Global reconstruction of initial conditions of nonlinear parabolic equations via the Carleman-contraction method

TL;DR

This paper introduces a globally convergent numerical method using Carleman estimates to reconstruct initial conditions of nonlinear parabolic equations from boundary data, avoiding the need for initial guesses and ensuring fast convergence.

Contribution

The paper develops a novel Carleman-contraction iterative scheme for inverse problems in nonlinear parabolic equations, with rigorous convergence proof and numerical validation.

Findings

The method achieves fast convergence both theoretically and numerically.

It does not require a good initial guess, unlike optimization-based methods.

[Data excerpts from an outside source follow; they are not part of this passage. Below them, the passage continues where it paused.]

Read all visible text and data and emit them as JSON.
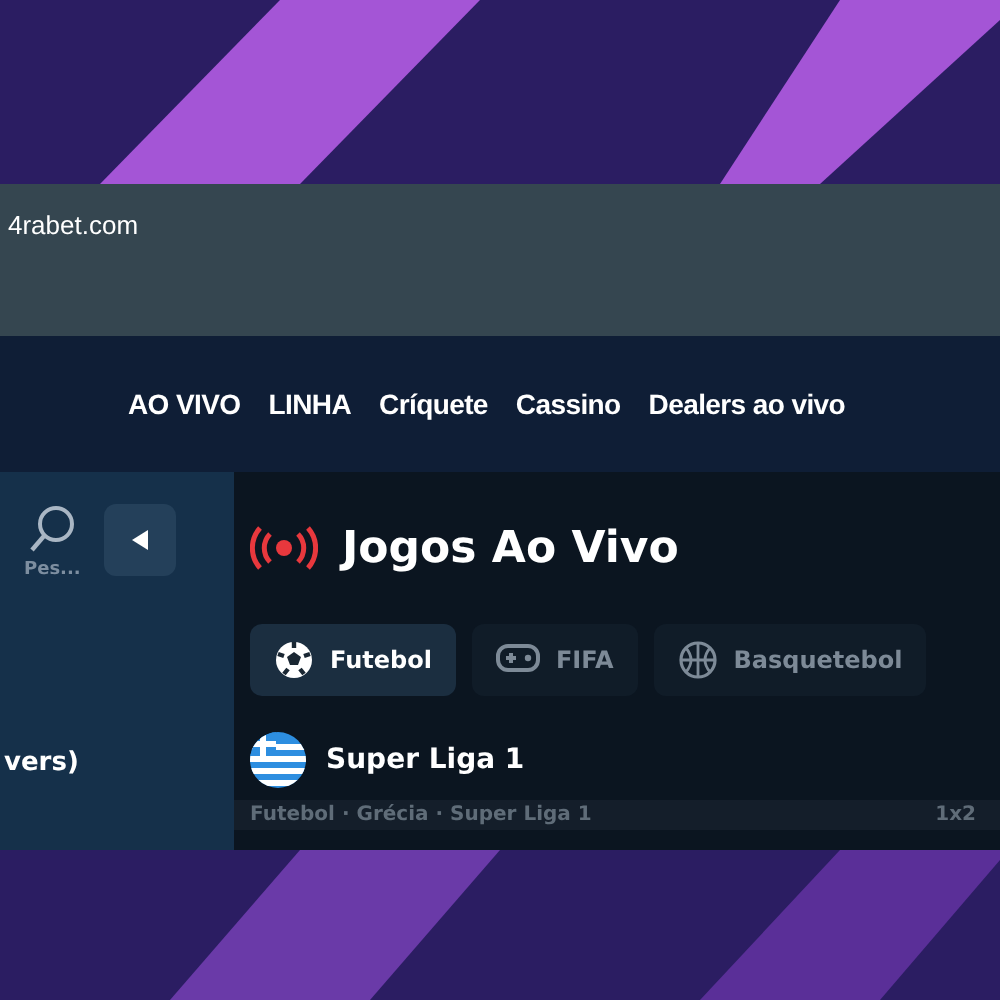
{
  "browser": {
    "address": "4rabet.com"
  },
  "nav": {
    "items": [
      "AO VIVO",
      "LINHA",
      "Críquete",
      "Cassino",
      "Dealers ao vivo"
    ]
  },
  "sidebar": {
    "search_label": "Pes...",
    "item_text": "vers)"
  },
  "main": {
    "title": "Jogos Ao Vivo",
    "sports": [
      {
        "label": "Futebol",
        "kind": "football",
        "selected": true
      },
      {
        "label": "FIFA",
        "kind": "fifa",
        "selected": false
      },
      {
        "label": "Basquetebol",
        "kind": "basketball",
        "selected": false
      }
    ],
    "league": {
      "name": "Super Liga 1",
      "breadcrumb": "Futebol · Grécia · Super Liga 1",
      "market": "1x2"
    }
  }
}
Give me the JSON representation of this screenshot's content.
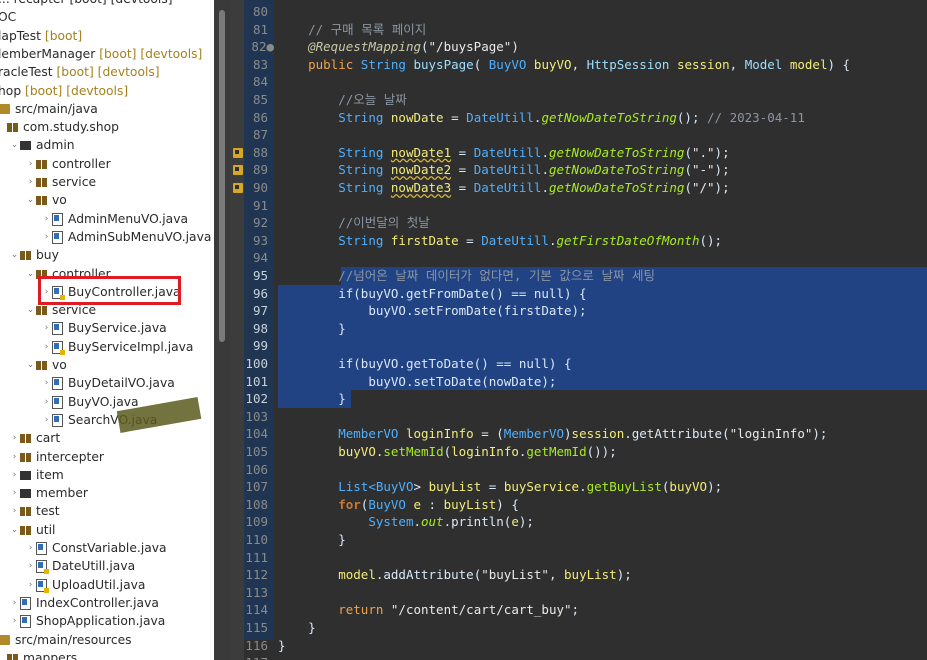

Numerical examples confirm the effectiveness of the approach.

Abstract

We propose a global convergent numerical method to reconstruct the initial condition of a nonlinear parabolic equation from the measurement of both Dirichlet and Neumann data on the boundary of a bounded domain. The first step in our method is to derive, from the nonlinear governing parabolic equation, a nonlinear systems of elliptic partial differential equations (PDEs) whose solution yields directly the solution of the inverse source problem. We then establish a contraction mapping-like iterative scheme to solve this system. The convergence of this iterative scheme is rigorously proved by employing a Carleman estimate and the argument in the proof of the traditional contraction mapping principle. This convergence is fast in both theoretical and numerical senses. Moreover, our method, unlike the methods based on optimization, does not require a good initial guess of the true solution. Numerical examples are presented to verify these results.